Microcopy guidelines are the rules for the small in-product text a design system owns — button labels, field hints, empty states, error messages — so that voice and wording stay consistent across teams.

Why it matters

The same product can say “Log in”, “Sign in”, and “Login” on three screens; each looks fine in isolation and incoherent together. Microcopy is UI, and a system that tokenizes color but lets every team freestyle its error text ships an inconsistent product. Good error copy also measurably reduces support tickets and form abandonment — the words are the UX. This is the content-quality counterpart to visual guidelines.

How it works

Codify a small set of rules and standard strings:

ElementRuleGoodBad
Buttonsverb, action it doesSave changesSubmit, OK
Errorscause + fix, no blameEnter a valid emailInvalid input
Empty stateswhat + next actionNo invoices yet — create oneEmpty
Casingsentence caseForgot password?Forgot Password?

Standing rules:

  • Voice in a sentence — “clear, calm, never cute”; pick adjectives and show on/off-voice examples.
  • Second person, active — “Choose a plan”, not “The user should choose a plan”.
  • Errors: cause, then remedy — say what happened and the next step; never “An error occurred”.
  • Numbers and units — fix date, currency, and pluralization formats once (1 item / 2 items).
  • Ties to naming — UI labels and code identifiers should agree; if the button says “Archive”, the prop isn’t delete.

Example

A field rejects a weak password. Bad: “Error: invalid.” Good: “Use at least 8 characters, including a number.” — cause and fix, sentence case, no blame, accessibility-friendly because it pairs with aria-describedby.
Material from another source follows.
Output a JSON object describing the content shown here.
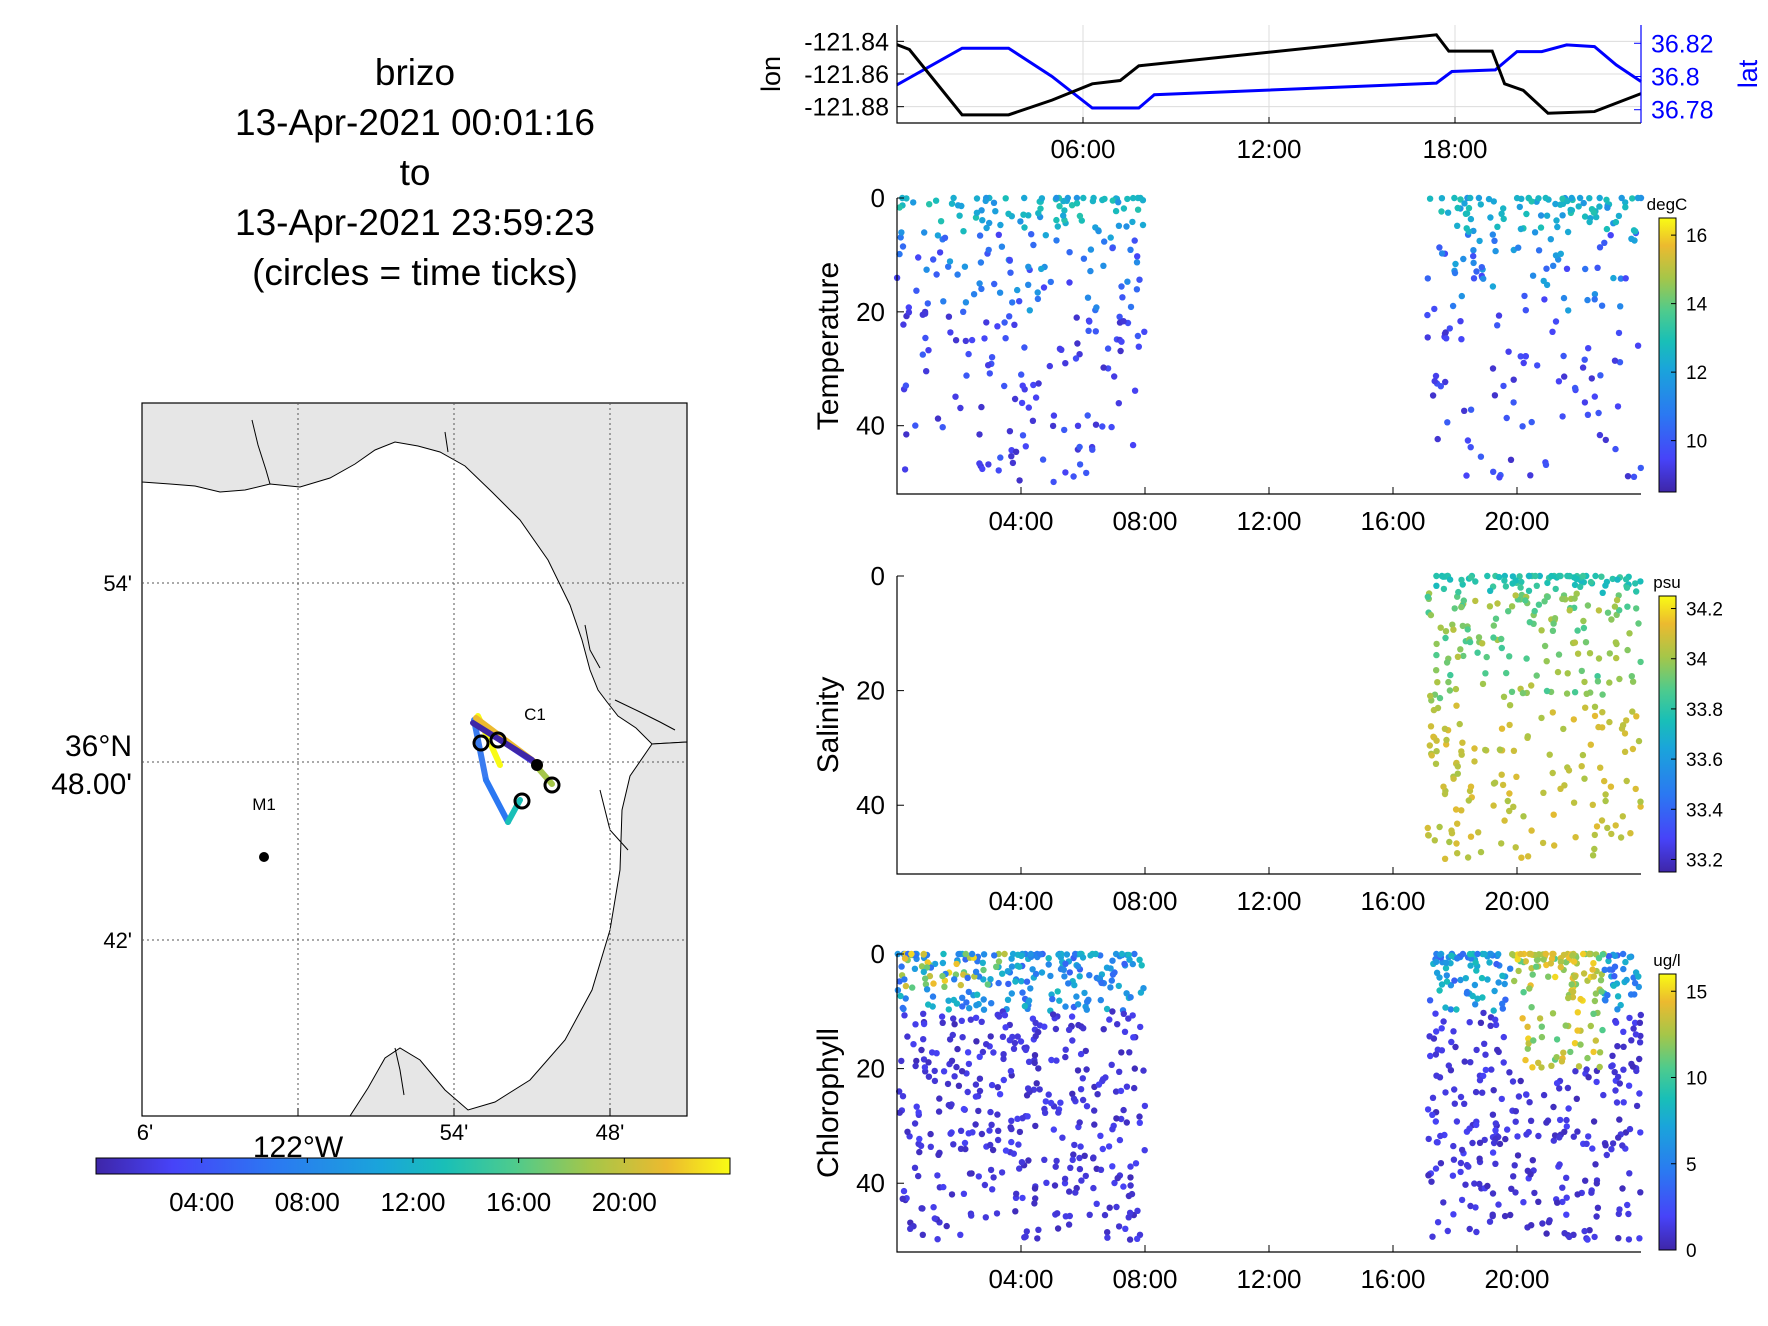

Captured as a reusable string validation.password.length so all forms read identical text, the way components read a shared token.

Pitfalls

  • Cleverness over clarity — jokey empty states that confuse first-time users; charm fades, friction stays.
  • Generic errors — “Something went wrong” with no cause or action is the single most common copy failure.
  • Title Case everywhere — inconsistent casing reads sloppy; pick one (usually sentence case) and lint for it.
  • Copy that blocks localization — concatenated fragments (“You have ” + n + ” items”) break in other languages; use full templated strings.